Toxicité du Round-Up
Alors que les OGM comportent un risque significatif pour la santé de l’être humain, les tests sur animaux de laboratoire ne sont pourtant pas une obligation, contrairement aux médicaments. Conséquence : les rares études qui existent sont financées par les groupes eux-mêmes et restent confidentielles. Une opacité dénoncée par le CRII-GEN, qui demande l’ouverture d’un débat scientifique sur ces résultats « cachés ». » « Le maintien de la confidentialité relative aux tests pratiqués sur les animaux montre que l’on est très loin de l’évaluation transparente qu’on est en droit d’attendre face à un enjeu aussi important que celui de la santé publique », souligne le Comité.
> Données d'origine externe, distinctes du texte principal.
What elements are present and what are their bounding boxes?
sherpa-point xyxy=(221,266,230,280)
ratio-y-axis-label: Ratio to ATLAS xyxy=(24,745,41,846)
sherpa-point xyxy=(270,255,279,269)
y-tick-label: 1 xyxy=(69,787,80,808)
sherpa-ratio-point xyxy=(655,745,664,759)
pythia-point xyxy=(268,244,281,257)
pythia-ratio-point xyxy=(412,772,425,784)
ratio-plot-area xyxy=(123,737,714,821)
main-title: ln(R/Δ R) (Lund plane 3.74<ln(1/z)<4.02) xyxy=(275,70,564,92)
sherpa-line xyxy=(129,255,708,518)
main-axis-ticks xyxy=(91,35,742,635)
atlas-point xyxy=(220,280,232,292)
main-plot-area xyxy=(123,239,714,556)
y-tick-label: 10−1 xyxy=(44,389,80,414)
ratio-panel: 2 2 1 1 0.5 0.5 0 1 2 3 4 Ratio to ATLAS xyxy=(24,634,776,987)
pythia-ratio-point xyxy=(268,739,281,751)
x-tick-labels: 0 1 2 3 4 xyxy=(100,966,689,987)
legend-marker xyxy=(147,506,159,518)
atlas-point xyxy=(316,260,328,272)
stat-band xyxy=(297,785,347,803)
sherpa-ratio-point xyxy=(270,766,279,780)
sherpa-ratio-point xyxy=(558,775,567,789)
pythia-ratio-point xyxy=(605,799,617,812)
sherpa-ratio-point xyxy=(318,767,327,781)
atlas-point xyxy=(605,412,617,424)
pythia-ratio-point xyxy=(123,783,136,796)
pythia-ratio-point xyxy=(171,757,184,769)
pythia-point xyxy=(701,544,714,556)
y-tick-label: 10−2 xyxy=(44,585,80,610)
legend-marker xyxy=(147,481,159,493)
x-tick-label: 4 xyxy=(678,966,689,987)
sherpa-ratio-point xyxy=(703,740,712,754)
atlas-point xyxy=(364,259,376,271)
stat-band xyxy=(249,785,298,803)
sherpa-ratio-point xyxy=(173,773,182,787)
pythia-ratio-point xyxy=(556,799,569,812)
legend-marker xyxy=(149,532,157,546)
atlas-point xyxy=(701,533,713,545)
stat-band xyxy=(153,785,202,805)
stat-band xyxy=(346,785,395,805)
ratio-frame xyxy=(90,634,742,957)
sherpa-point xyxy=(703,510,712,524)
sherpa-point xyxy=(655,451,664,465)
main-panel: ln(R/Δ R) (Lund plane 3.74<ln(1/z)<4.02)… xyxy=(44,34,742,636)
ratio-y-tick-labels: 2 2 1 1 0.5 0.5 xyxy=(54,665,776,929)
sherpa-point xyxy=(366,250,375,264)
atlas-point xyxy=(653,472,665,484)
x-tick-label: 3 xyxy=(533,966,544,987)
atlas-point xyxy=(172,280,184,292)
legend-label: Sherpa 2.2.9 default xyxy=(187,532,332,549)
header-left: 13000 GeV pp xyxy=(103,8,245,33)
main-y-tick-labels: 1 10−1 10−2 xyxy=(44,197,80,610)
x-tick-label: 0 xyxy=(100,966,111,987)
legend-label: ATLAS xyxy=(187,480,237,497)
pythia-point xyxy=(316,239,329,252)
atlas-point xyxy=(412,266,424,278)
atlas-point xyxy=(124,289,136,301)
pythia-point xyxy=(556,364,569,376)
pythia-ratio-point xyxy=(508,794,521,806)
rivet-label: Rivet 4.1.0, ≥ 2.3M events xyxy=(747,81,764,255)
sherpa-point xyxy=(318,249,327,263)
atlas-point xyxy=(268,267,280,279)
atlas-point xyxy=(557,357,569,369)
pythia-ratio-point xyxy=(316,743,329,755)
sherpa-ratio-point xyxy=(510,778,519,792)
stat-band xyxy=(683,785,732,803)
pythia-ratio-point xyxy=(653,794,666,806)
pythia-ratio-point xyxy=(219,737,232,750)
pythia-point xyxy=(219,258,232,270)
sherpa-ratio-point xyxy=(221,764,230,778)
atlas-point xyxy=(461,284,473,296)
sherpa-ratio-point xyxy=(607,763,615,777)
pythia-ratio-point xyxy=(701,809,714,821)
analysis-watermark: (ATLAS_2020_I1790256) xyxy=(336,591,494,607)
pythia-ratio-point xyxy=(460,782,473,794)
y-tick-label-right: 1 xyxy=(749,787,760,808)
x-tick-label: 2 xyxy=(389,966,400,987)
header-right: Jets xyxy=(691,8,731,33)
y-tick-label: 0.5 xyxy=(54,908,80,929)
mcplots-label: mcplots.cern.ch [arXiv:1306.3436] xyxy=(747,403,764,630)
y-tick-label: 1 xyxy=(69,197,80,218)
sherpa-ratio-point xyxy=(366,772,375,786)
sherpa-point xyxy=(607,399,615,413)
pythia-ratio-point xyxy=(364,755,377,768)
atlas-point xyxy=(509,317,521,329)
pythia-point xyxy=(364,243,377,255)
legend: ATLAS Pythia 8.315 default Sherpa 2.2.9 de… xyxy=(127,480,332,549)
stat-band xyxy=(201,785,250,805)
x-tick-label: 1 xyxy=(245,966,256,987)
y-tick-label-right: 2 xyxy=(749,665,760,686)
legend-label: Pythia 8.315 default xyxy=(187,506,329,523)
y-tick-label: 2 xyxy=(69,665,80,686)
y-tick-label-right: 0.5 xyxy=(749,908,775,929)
Gilles-Eric Séralini fait observer pour sa part que ce sont ces études privées qui nourrissent les dossiers d’autorisation de mise sur le marché et qui ont permis à certains experts de plaider l’innocuité, sans que le reste de la communauté scientifique n’ait voix au chapitre. « Cette opacité est une insulte faite aux consommateurs et à la science, s’indigne-t-il. Nous savons que les OGM ne sont pas évalués parce que les protocoles de tests coûtent cher, jusqu’à 800 000 euros, et rendraient ces produits beaucoup moins rentables ». Les producteurs d’OGM seraient, semble-t-il, dans une course contre la montre pour l’homologation de leurs produits, les effets sur la santé et l’environnement pouvant aujourd’hui être connus très rapidement. Même cas de figure pour les herbicides qui sont spécialement conçus pour être absorbés par les plantes transgéniques. Récemment, l’équipe du professeur Seralini a mis en lumière les effets du Round-Up, herbicide commercialisé par Monsanto. Testé sur des lignées de cellules placentaires humaines, le Round-Up serait à l’origine de graves perturbations endocriniennes et toxiques, et provoquerait des fausses-couches ainsi que des naissances prématurées aux Etats-Unis en milieu agricole. Pourtant, 99% des plantes OGM sont conçues pour ce type de d’herbicides, sans qu’aucune évaluation sérieuse et transparente n’ait été réalisée.